Member of mongo replicaSet still healthy with +100 CPU

I have a standard mongoDB replicaSet with 3 members (in EC2) Everything works fine but from time to time the primary have a CPU > 100. In my opinion this instance is unhealthy so the replica set should choose another primary. But is doesn't happen.

I suppose mongo consider unhealthy only when is not accesible via networking because if I shutdown the instance, the election works fine.

With Cloudwatch I can set an event (stop/restart instance) when the CPU alarm is triggered but I think this is more a workaround than a solution.

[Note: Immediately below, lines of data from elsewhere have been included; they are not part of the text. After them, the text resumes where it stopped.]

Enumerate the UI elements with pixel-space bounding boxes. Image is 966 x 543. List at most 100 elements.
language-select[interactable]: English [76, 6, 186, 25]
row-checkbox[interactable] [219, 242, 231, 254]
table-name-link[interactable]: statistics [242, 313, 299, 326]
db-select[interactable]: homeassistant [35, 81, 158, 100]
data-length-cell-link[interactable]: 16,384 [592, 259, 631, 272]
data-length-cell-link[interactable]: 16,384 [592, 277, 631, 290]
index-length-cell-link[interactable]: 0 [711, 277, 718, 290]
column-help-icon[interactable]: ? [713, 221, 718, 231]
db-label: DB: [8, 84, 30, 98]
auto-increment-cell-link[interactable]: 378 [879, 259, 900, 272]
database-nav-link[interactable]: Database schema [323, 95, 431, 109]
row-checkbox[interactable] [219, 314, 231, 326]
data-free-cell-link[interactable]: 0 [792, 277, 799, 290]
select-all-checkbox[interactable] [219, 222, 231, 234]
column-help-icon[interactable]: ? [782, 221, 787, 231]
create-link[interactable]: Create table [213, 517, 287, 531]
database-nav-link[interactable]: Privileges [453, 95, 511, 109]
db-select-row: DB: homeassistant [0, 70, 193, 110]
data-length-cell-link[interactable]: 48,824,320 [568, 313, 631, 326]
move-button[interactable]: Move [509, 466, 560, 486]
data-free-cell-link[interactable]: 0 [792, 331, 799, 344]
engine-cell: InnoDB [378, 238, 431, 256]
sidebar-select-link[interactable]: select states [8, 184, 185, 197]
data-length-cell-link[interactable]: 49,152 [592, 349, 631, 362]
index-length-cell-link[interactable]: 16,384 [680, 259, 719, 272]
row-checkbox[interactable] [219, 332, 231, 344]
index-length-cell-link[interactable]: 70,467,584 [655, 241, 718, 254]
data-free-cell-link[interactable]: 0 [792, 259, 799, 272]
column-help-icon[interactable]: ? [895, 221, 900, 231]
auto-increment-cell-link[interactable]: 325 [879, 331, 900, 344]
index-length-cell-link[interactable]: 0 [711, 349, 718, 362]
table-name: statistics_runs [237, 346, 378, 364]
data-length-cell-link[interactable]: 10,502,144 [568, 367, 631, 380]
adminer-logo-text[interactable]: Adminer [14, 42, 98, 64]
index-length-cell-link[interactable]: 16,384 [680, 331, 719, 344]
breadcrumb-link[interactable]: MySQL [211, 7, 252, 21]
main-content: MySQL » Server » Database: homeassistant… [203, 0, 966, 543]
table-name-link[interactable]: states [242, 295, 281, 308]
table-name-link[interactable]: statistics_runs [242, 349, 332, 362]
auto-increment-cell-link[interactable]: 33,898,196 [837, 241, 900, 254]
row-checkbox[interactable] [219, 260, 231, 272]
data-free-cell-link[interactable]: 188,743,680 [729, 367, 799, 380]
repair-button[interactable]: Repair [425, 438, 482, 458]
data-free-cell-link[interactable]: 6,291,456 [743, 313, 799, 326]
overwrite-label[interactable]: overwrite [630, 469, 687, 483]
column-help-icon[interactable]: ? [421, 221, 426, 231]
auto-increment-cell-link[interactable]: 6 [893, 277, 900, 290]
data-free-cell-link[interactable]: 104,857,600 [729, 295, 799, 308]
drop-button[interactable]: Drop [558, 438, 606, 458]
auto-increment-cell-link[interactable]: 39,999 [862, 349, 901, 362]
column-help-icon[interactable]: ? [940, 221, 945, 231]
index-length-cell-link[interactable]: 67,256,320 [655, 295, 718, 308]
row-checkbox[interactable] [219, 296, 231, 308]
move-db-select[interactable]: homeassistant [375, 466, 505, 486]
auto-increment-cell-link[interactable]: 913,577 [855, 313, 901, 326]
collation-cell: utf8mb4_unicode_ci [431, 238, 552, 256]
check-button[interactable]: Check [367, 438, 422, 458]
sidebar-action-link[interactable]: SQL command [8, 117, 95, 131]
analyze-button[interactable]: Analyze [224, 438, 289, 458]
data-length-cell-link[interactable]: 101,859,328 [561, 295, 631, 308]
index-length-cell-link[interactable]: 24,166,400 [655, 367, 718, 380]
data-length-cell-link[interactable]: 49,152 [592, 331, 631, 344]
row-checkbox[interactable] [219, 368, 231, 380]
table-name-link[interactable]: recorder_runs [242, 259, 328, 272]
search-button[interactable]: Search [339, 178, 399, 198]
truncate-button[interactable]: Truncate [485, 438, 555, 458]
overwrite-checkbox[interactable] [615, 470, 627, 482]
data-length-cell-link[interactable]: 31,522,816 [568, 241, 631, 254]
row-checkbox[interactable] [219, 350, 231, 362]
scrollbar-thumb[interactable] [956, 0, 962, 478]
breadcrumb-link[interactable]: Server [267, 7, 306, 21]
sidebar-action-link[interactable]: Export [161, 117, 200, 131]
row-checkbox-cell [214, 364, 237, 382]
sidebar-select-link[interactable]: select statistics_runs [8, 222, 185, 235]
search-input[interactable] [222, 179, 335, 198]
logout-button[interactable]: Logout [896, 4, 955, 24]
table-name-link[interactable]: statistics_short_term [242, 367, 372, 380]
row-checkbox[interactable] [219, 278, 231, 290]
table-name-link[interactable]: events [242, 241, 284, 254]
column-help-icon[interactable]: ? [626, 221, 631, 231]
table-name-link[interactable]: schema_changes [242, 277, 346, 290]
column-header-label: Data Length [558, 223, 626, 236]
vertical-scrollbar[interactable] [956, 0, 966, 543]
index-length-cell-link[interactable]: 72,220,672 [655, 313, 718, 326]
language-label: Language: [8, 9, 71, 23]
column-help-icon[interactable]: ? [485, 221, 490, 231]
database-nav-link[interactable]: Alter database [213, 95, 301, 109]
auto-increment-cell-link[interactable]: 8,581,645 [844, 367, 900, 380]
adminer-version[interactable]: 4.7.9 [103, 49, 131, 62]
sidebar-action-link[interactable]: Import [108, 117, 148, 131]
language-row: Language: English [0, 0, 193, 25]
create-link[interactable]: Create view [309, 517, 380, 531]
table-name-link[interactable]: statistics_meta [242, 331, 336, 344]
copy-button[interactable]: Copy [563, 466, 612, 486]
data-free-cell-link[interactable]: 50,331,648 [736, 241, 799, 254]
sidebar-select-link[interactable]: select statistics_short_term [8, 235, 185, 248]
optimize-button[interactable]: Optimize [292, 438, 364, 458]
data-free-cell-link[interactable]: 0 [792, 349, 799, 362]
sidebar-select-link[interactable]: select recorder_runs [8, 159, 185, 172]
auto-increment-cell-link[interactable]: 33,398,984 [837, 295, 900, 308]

So, when mongodb consider a member unhealty?

Solution

It's a bit complicated, but generally a member of a replica set will be considered unhealthy when it stops responding to replica set heartbeats. These are sent every 2 seconds and a response is expected within 10 seconds (reference).

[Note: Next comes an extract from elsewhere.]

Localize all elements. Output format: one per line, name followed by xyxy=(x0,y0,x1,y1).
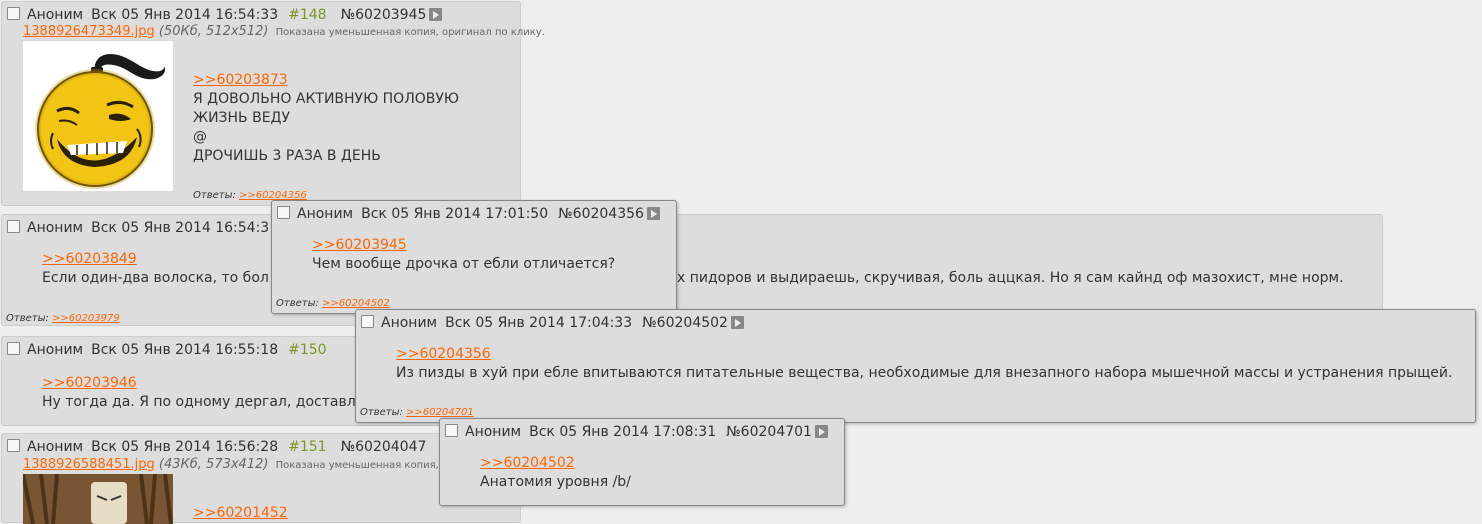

The heartbeats are intentionally lightweight and do not require significant resources to formulate a reply, so even a busy system can remain in a healthy state.

To take a step back for a second, CPU over 100 is not necessarily unhealthy, particularly on a modern multi-core system. Generally it is a better idea to measure the health of the database instance by whether or not you are seeing slow queries or other sort of degradation in performance. By all means track down the source of the spikes in CPU and attempt to address/mitigate them, but generally CPU utilization is not going to be a great barometer of database performance (unless of course all cores are at 100% and the database ends up starved for CPU).

Finally, there is no need to shut down a MongoDB instance or make it otherwise unhealthy to have a new primary elected, instead simply issue the rs.stepDown() command on the primary - it will mark itself ineligible for election and a new primary will be chosen.